Ketika kuda dijadikan sebagai “hewan olahraga”, cabang ilmu kuda juga mencakup fisiologi olahraga. Itulah yang dipelajari Jizun saat berkuliah kuliah S2 di University of Queensland-Australia.
“Untuk S3 saya saat ini, fokus studi saya lebih mengarah pada nutrisi dan manajemen pemeliharaan kuda.

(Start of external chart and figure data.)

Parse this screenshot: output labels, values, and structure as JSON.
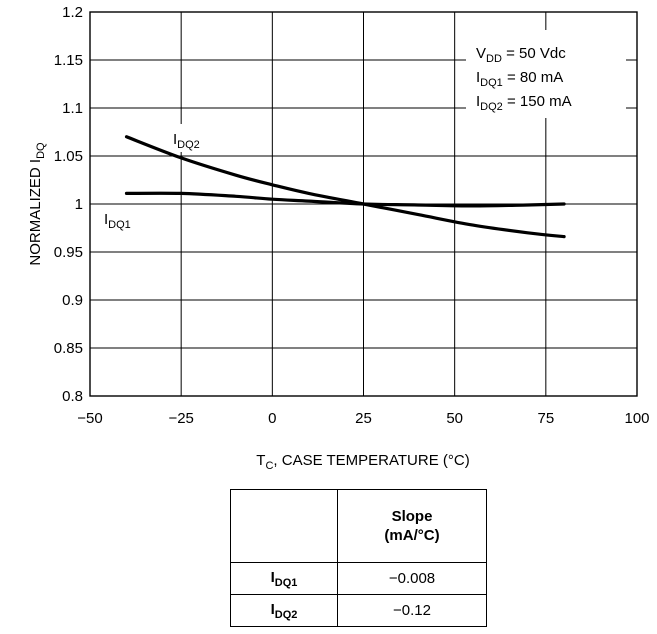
{
  "chart_data": {
    "type": "line",
    "xlabel_main": "T",
    "xlabel_sub": "C",
    "xlabel_rest": ", CASE TEMPERATURE (°C)",
    "ylabel_main": "NORMALIZED I",
    "ylabel_sub": "DQ",
    "xlim": [
      -50,
      100
    ],
    "ylim": [
      0.8,
      1.2
    ],
    "x_ticks": [
      -50,
      -25,
      0,
      25,
      50,
      75,
      100
    ],
    "x_tick_labels": [
      "−50",
      "−25",
      "0",
      "25",
      "50",
      "75",
      "100"
    ],
    "y_ticks": [
      0.8,
      0.85,
      0.9,
      0.95,
      1.0,
      1.05,
      1.1,
      1.15,
      1.2
    ],
    "y_tick_labels": [
      "0.8",
      "0.85",
      "0.9",
      "0.95",
      "1",
      "1.05",
      "1.1",
      "1.15",
      "1.2"
    ],
    "grid": true,
    "legend_lines": [
      {
        "main": "V",
        "sub": "DD",
        "rest": " = 50 Vdc"
      },
      {
        "main": "I",
        "sub": "DQ1",
        "rest": " = 80 mA"
      },
      {
        "main": "I",
        "sub": "DQ2",
        "rest": " = 150 mA"
      }
    ],
    "series": [
      {
        "name_main": "I",
        "name_sub": "DQ1",
        "x": [
          -40,
          -25,
          -10,
          0,
          10,
          25,
          40,
          55,
          70,
          80
        ],
        "y": [
          1.011,
          1.011,
          1.008,
          1.005,
          1.003,
          1.0,
          0.999,
          0.998,
          0.999,
          1.0
        ]
      },
      {
        "name_main": "I",
        "name_sub": "DQ2",
        "x": [
          -40,
          -25,
          -10,
          0,
          10,
          25,
          40,
          55,
          70,
          80
        ],
        "y": [
          1.07,
          1.048,
          1.03,
          1.02,
          1.011,
          1.0,
          0.989,
          0.978,
          0.97,
          0.966
        ]
      }
    ]
  },
  "slope_table": {
    "header_line1": "Slope",
    "header_line2": "(mA/°C)",
    "rows": [
      {
        "label_main": "I",
        "label_sub": "DQ1",
        "value": "−0.008"
      },
      {
        "label_main": "I",
        "label_sub": "DQ2",
        "value": "−0.12"
      }
    ]
  }
}
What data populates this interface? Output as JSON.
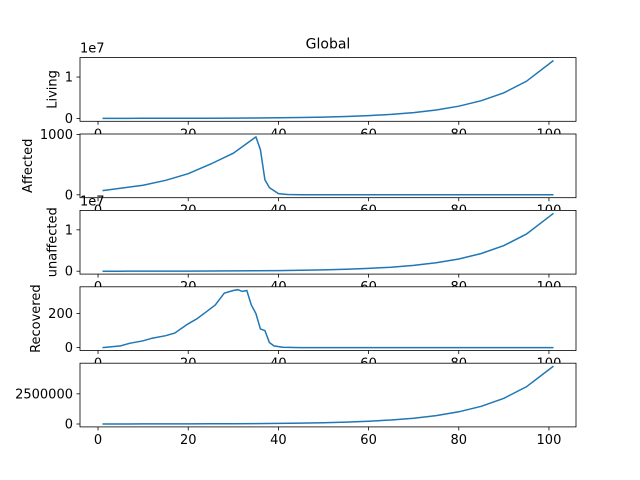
{
  "chart_data": [
    {
      "type": "line",
      "title": "Global",
      "ylabel": "Living",
      "offset_label": "1e7",
      "x": [
        1,
        5,
        10,
        15,
        20,
        25,
        30,
        35,
        40,
        45,
        50,
        55,
        60,
        65,
        70,
        75,
        80,
        85,
        90,
        95,
        101
      ],
      "values": [
        8500,
        11600,
        16800,
        24300,
        35100,
        50800,
        73500,
        106000,
        154000,
        222000,
        322000,
        466000,
        674000,
        976000,
        1410000,
        2040000,
        2960000,
        4280000,
        6200000,
        8980000,
        14000000
      ],
      "color": "#1f77b4",
      "xlim": [
        -4,
        106
      ],
      "xticks": [
        0,
        20,
        40,
        60,
        80,
        100
      ],
      "ylim": [
        -700000,
        14700000
      ],
      "yticks": [
        0,
        {
          "value": 10000000,
          "label": "1"
        }
      ]
    },
    {
      "type": "line",
      "ylabel": "Affected",
      "x": [
        1,
        5,
        10,
        15,
        20,
        25,
        30,
        33,
        35,
        36,
        37,
        38,
        40,
        42,
        45,
        50,
        60,
        70,
        80,
        90,
        101
      ],
      "values": [
        70,
        110,
        160,
        240,
        350,
        510,
        690,
        850,
        960,
        750,
        250,
        120,
        20,
        5,
        0,
        0,
        0,
        0,
        0,
        0,
        0
      ],
      "color": "#1f77b4",
      "xlim": [
        -4,
        106
      ],
      "xticks": [
        0,
        20,
        40,
        60,
        80,
        100
      ],
      "ylim": [
        -48,
        1008
      ],
      "yticks": [
        0,
        1000
      ]
    },
    {
      "type": "line",
      "ylabel": "unaffected",
      "offset_label": "1e7",
      "x": [
        1,
        5,
        10,
        15,
        20,
        25,
        30,
        35,
        40,
        45,
        50,
        55,
        60,
        65,
        70,
        75,
        80,
        85,
        90,
        95,
        101
      ],
      "values": [
        8400,
        11500,
        16600,
        24000,
        34700,
        50300,
        72800,
        105000,
        154000,
        222000,
        322000,
        466000,
        674000,
        976000,
        1410000,
        2040000,
        2960000,
        4280000,
        6200000,
        8980000,
        14000000
      ],
      "color": "#1f77b4",
      "xlim": [
        -4,
        106
      ],
      "xticks": [
        0,
        20,
        40,
        60,
        80,
        100
      ],
      "ylim": [
        -700000,
        14700000
      ],
      "yticks": [
        0,
        {
          "value": 10000000,
          "label": "1"
        }
      ]
    },
    {
      "type": "line",
      "ylabel": "Recovered",
      "x": [
        1,
        5,
        7,
        10,
        12,
        15,
        17,
        20,
        22,
        24,
        26,
        28,
        30,
        31,
        32,
        33,
        34,
        35,
        36,
        37,
        38,
        39,
        41,
        45,
        60,
        80,
        101
      ],
      "values": [
        0,
        10,
        25,
        40,
        55,
        70,
        85,
        140,
        170,
        210,
        250,
        320,
        335,
        340,
        330,
        335,
        250,
        200,
        110,
        100,
        30,
        10,
        2,
        0,
        0,
        0,
        0
      ],
      "color": "#1f77b4",
      "xlim": [
        -4,
        106
      ],
      "xticks": [
        0,
        20,
        40,
        60,
        80,
        100
      ],
      "ylim": [
        -17,
        357
      ],
      "yticks": [
        0,
        200
      ]
    },
    {
      "type": "line",
      "x": [
        1,
        5,
        10,
        15,
        20,
        25,
        30,
        35,
        40,
        45,
        50,
        55,
        60,
        65,
        70,
        75,
        80,
        85,
        90,
        95,
        101
      ],
      "values": [
        2900,
        4000,
        5800,
        8300,
        12000,
        17400,
        25200,
        36300,
        52800,
        76100,
        110000,
        160000,
        231000,
        335000,
        483000,
        699000,
        1010000,
        1470000,
        2130000,
        3080000,
        4800000
      ],
      "color": "#1f77b4",
      "xlim": [
        -4,
        106
      ],
      "xticks": [
        0,
        20,
        40,
        60,
        80,
        100
      ],
      "ylim": [
        -240000,
        5040000
      ],
      "yticks": [
        0,
        2500000
      ]
    }
  ]
}
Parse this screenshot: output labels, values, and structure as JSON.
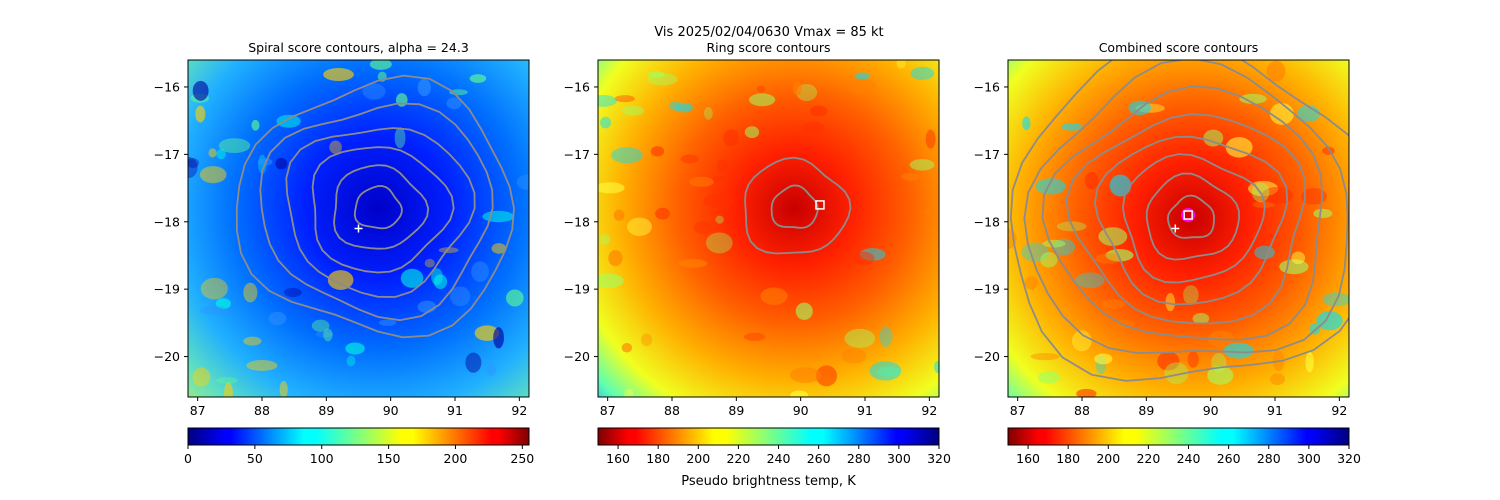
{
  "figure": {
    "suptitle_line": "Vis  2025/02/04/0630    Vmax = 85 kt",
    "colorbar_label": "Pseudo brightness temp, K"
  },
  "colors": {
    "contour": "#8c8c8c",
    "center_marker": "#ffffff",
    "ring_center_marker": "#ffffff",
    "combined_marker_edge": "#ff00ff"
  },
  "chart_data": [
    {
      "type": "heatmap",
      "title": "Spiral score contours, alpha = 24.3",
      "colormap": "jet",
      "xlim": [
        86.85,
        92.15
      ],
      "ylim": [
        -20.6,
        -15.6
      ],
      "xticks": [
        "87",
        "88",
        "89",
        "90",
        "91",
        "92"
      ],
      "yticks": [
        "−16",
        "−17",
        "−18",
        "−19",
        "−20"
      ],
      "colorbar": {
        "range": [
          0,
          255
        ],
        "ticks": [
          "0",
          "50",
          "100",
          "150",
          "200",
          "250"
        ],
        "reversed": false
      },
      "marker_plus": {
        "x": 89.5,
        "y": -18.1
      },
      "contours": {
        "center": [
          89.8,
          -17.8
        ],
        "levels": 6
      }
    },
    {
      "type": "heatmap",
      "title": "Ring score contours",
      "colormap": "jet_r",
      "xlim": [
        86.85,
        92.15
      ],
      "ylim": [
        -20.6,
        -15.6
      ],
      "xticks": [
        "87",
        "88",
        "89",
        "90",
        "91",
        "92"
      ],
      "yticks": [
        "−16",
        "−17",
        "−18",
        "−19",
        "−20"
      ],
      "colorbar": {
        "range": [
          150,
          320
        ],
        "ticks": [
          "160",
          "180",
          "200",
          "220",
          "240",
          "260",
          "280",
          "300",
          "320"
        ],
        "reversed": true
      },
      "marker_square": {
        "x": 90.3,
        "y": -17.75
      },
      "contours": {
        "center": [
          89.9,
          -17.8
        ],
        "levels": 2
      }
    },
    {
      "type": "heatmap",
      "title": "Combined score contours",
      "colormap": "jet_r",
      "xlim": [
        86.85,
        92.15
      ],
      "ylim": [
        -20.6,
        -15.6
      ],
      "xticks": [
        "87",
        "88",
        "89",
        "90",
        "91",
        "92"
      ],
      "yticks": [
        "−16",
        "−17",
        "−18",
        "−19",
        "−20"
      ],
      "colorbar": {
        "range": [
          150,
          320
        ],
        "ticks": [
          "160",
          "180",
          "200",
          "220",
          "240",
          "260",
          "280",
          "300",
          "320"
        ],
        "reversed": true
      },
      "marker_plus": {
        "x": 89.45,
        "y": -18.1
      },
      "marker_square": {
        "x": 89.65,
        "y": -17.9
      },
      "contours": {
        "center": [
          89.7,
          -17.95
        ],
        "levels": 8
      }
    }
  ]
}
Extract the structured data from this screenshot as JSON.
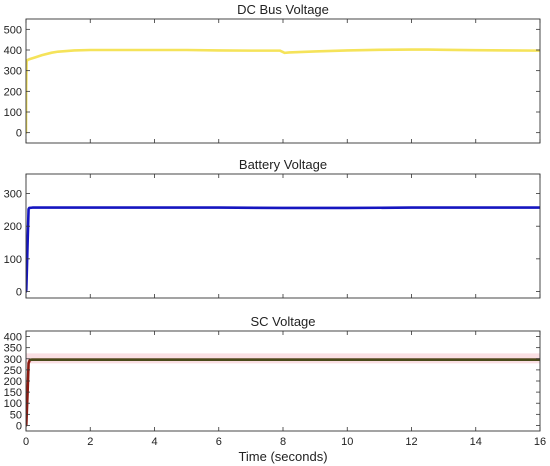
{
  "chart_data": [
    {
      "type": "line",
      "title": "DC Bus Voltage",
      "xlabel": "",
      "ylabel": "",
      "xlim": [
        0,
        16
      ],
      "ylim": [
        -50,
        550
      ],
      "yticks": [
        0,
        100,
        200,
        300,
        400,
        500
      ],
      "xticks": [
        0,
        2,
        4,
        6,
        8,
        10,
        12,
        14,
        16
      ],
      "show_xtick_labels": false,
      "grid": false,
      "series": [
        {
          "color": "#f5e35a",
          "x": [
            0,
            0.005,
            0.02,
            0.05,
            0.1,
            0.2,
            0.3,
            0.5,
            0.8,
            1.0,
            1.5,
            2.0,
            3.0,
            4.0,
            5.0,
            6.0,
            7.0,
            7.9,
            8.0,
            8.05,
            8.2,
            9.0,
            10.0,
            11.0,
            12.0,
            12.5,
            13.0,
            14.0,
            15.0,
            16.0
          ],
          "values": [
            0,
            200,
            345,
            352,
            355,
            360,
            365,
            375,
            387,
            392,
            398,
            400,
            400,
            400,
            400,
            398,
            397,
            397,
            390,
            386,
            388,
            393,
            398,
            401,
            402,
            402,
            401,
            399,
            398,
            397
          ]
        }
      ]
    },
    {
      "type": "line",
      "title": "Battery Voltage",
      "xlabel": "",
      "ylabel": "",
      "xlim": [
        0,
        16
      ],
      "ylim": [
        -20,
        360
      ],
      "yticks": [
        0,
        100,
        200,
        300
      ],
      "xticks": [
        0,
        2,
        4,
        6,
        8,
        10,
        12,
        14,
        16
      ],
      "show_xtick_labels": false,
      "grid": false,
      "series": [
        {
          "color": "#1515c0",
          "x": [
            0,
            0.01,
            0.05,
            0.08,
            0.1,
            0.2,
            2,
            4,
            6,
            8,
            10,
            12,
            14,
            16
          ],
          "values": [
            0,
            5,
            150,
            252,
            256,
            257,
            257,
            257,
            257,
            256,
            256,
            257,
            257,
            257
          ]
        }
      ]
    },
    {
      "type": "line",
      "title": "SC Voltage",
      "xlabel": "Time (seconds)",
      "ylabel": "",
      "xlim": [
        0,
        16
      ],
      "ylim": [
        -25,
        425
      ],
      "yticks": [
        0,
        50,
        100,
        150,
        200,
        250,
        300,
        350,
        400
      ],
      "xticks": [
        0,
        2,
        4,
        6,
        8,
        10,
        12,
        14,
        16
      ],
      "show_xtick_labels": true,
      "grid": false,
      "series": [
        {
          "color": "#f4b8c0",
          "x": [
            0,
            16
          ],
          "values": [
            302,
            302
          ]
        },
        {
          "color": "#8b1a10",
          "x": [
            0,
            0.01,
            0.05,
            0.08,
            0.12,
            0.2,
            2,
            4,
            6,
            8,
            10,
            12,
            14,
            16
          ],
          "values": [
            0,
            5,
            150,
            280,
            295,
            296,
            296,
            296,
            296,
            296,
            296,
            296,
            296,
            296
          ]
        },
        {
          "color": "#4a4a1a",
          "x": [
            0.15,
            16
          ],
          "values": [
            296,
            296
          ]
        }
      ]
    }
  ]
}
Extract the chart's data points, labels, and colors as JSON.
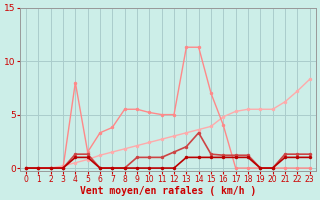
{
  "title": "",
  "xlabel": "Vent moyen/en rafales ( km/h )",
  "ylabel": "",
  "bg_color": "#cceee8",
  "grid_color": "#aacccc",
  "ylim": [
    -0.3,
    15
  ],
  "xlim": [
    -0.5,
    23.5
  ],
  "yticks": [
    0,
    5,
    10,
    15
  ],
  "xticks": [
    0,
    1,
    2,
    3,
    4,
    5,
    6,
    7,
    8,
    9,
    10,
    11,
    12,
    13,
    14,
    15,
    16,
    17,
    18,
    19,
    20,
    21,
    22,
    23
  ],
  "series": [
    {
      "name": "line1_dark_red",
      "x": [
        0,
        1,
        2,
        3,
        4,
        5,
        6,
        7,
        8,
        9,
        10,
        11,
        12,
        13,
        14,
        15,
        16,
        17,
        18,
        19,
        20,
        21,
        22,
        23
      ],
      "y": [
        0,
        0,
        0,
        0,
        1,
        1,
        0,
        0,
        0,
        0,
        0,
        0,
        0,
        1,
        1,
        1,
        1,
        1,
        1,
        0,
        0,
        1,
        1,
        1
      ],
      "color": "#bb0000",
      "lw": 1.2,
      "ms": 2.5
    },
    {
      "name": "line2_medium",
      "x": [
        0,
        1,
        2,
        3,
        4,
        5,
        6,
        7,
        8,
        9,
        10,
        11,
        12,
        13,
        14,
        15,
        16,
        17,
        18,
        19,
        20,
        21,
        22,
        23
      ],
      "y": [
        0,
        0,
        0,
        0,
        1.3,
        1.3,
        0,
        0,
        0,
        1,
        1,
        1,
        1.5,
        2,
        3.3,
        1.3,
        1.2,
        1.2,
        1.2,
        0,
        0,
        1.3,
        1.3,
        1.3
      ],
      "color": "#cc4444",
      "lw": 1.2,
      "ms": 2.5
    },
    {
      "name": "line3_spiky",
      "x": [
        0,
        1,
        2,
        3,
        4,
        5,
        6,
        7,
        8,
        9,
        10,
        11,
        12,
        13,
        14,
        15,
        16,
        17,
        18,
        19,
        20,
        21,
        22,
        23
      ],
      "y": [
        0,
        0,
        0,
        0,
        8,
        1.5,
        3.3,
        3.8,
        5.5,
        5.5,
        5.2,
        5.0,
        5.0,
        11.3,
        11.3,
        7.0,
        4.0,
        0,
        0,
        0,
        0,
        0,
        0,
        0
      ],
      "color": "#ff8888",
      "lw": 1.0,
      "ms": 2.5
    },
    {
      "name": "line4_gradual",
      "x": [
        0,
        1,
        2,
        3,
        4,
        5,
        6,
        7,
        8,
        9,
        10,
        11,
        12,
        13,
        14,
        15,
        16,
        17,
        18,
        19,
        20,
        21,
        22,
        23
      ],
      "y": [
        0,
        0,
        0,
        0.2,
        0.5,
        0.8,
        1.2,
        1.5,
        1.8,
        2.1,
        2.4,
        2.7,
        3.0,
        3.3,
        3.6,
        3.9,
        4.8,
        5.3,
        5.5,
        5.5,
        5.5,
        6.2,
        7.2,
        8.3
      ],
      "color": "#ffaaaa",
      "lw": 1.0,
      "ms": 2.5
    }
  ]
}
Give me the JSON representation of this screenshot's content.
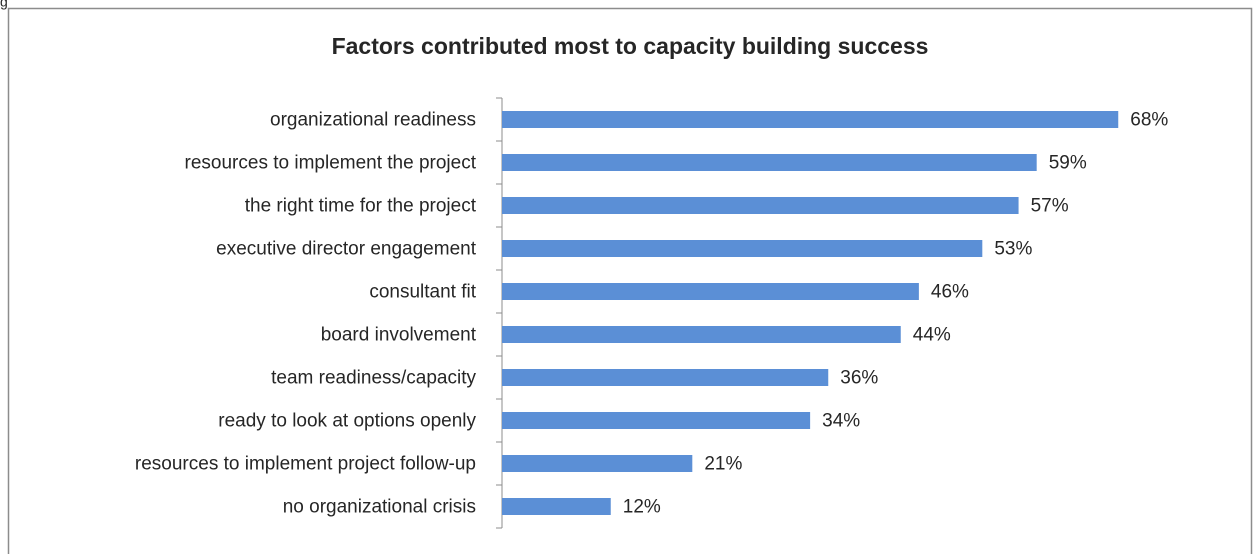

Cita-cita saya ke depan adalah menjadi salah satu perintis pengembangan Ilmu Kuda di Indonesia,” harapnya.
Kuda sangat terkait dengan peradaban dan budaya di berbagai wilayah di Indonesia. Namun, Jizun mengakui sangat sulit menemukan akademisi yang keahliannya fokus pada kuda bahkan di jurusan ilmu kehewanan di universitas-universitas di Indonesia.
“Bagi saya, kenangan masa kecil mencari rumput, memberi makan hewan piaraan dan memandikannya, membersihkan kandang, hingga pengalaman ditendang kuda, kaki terinjak, digigit, dan ketiduran di atas tumpukan rumput, kesemuanya telah menuntun langkah saya menuju sebuah destiny atau takdir,” tuturnya.
Lantas, apa kaitan takdir dan pandemi Covid 19 menurut Jizun?
“Mungkin selama ini kita lupa untuk menghargai hal-hal kecil seperti oksigen yang kita hirup. Setidaknya, pandemi ini bisa menjadi waktu untuk bersyukur, berterima kasih pada Tuhan, bukan untuk berkabung,” ujarnya. “Ramadhan Mubarak,” kata Jizun, menutup kisahnya.